Someone had a rude awakening once that bullet passed through his head.

Suruc, Turkey (AFP) – Kurdish grocer Cuneyt Hemo remembers the moment he crossed paths with a jihadist Islamic State (IS) prisoner inside the besieged Syrian town of Kobane.

“He begged us to kill him so he could go to paradise and be rewarded,” Hemo told AFP, in a rare glimpse of life inside the town which has been fought over street by street for nearly a month.

Hemo, 33, is one of an estimated 200,000 mainly Kurdish Syrians who have fled the onslaught of Islamic State (IS) militants on Kobane to the relative safety of Turkey.

The jihadist was captured by Kurdish fighters during fierce close-quarters fighting for control of the town on the Turkish border.

He was held for a day and, according to Hemo, was ultimately killed by his captors.

“We captured him in the street,” said Hemo, dragging on a cigarette in the Turkish border town of Suruc, where along with other Kobane refugees, he has found sanctuary.

“He said he came from Azerbaijan.

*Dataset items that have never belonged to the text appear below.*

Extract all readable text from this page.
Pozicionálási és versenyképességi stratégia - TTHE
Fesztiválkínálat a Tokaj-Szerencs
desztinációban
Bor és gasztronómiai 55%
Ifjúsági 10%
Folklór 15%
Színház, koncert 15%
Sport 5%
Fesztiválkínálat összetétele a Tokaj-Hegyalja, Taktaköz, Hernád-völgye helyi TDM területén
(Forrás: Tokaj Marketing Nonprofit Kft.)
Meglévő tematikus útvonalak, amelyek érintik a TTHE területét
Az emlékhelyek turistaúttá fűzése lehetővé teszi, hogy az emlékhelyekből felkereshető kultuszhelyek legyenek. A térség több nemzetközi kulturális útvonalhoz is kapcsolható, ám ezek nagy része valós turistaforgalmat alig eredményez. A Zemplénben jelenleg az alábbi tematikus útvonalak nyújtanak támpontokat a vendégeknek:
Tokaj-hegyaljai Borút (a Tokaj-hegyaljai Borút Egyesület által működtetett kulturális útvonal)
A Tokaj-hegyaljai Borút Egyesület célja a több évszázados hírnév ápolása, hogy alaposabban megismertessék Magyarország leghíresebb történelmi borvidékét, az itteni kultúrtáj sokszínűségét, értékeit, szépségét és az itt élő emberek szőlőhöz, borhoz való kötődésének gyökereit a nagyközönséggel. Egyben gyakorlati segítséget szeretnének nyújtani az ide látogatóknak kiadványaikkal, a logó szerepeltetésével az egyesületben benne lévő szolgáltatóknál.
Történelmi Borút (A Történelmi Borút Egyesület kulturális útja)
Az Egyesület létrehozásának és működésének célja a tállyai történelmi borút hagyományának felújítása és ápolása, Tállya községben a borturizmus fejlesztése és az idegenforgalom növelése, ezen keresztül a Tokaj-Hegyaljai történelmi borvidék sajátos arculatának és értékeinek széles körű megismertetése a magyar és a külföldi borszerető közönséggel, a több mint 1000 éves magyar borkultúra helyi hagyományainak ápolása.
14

He was in his 20s and spoke to us in Arabic,” he added. The fighter was dressed in full camouflage gear.

The extraordinary encounter — which AFP cannot independently verify — marked a rare moment that a Kurdish civilian stood face-to-face with an IS fighter, who have been glimpsed by the outside world largely only as distant figures seen from the Turkish border.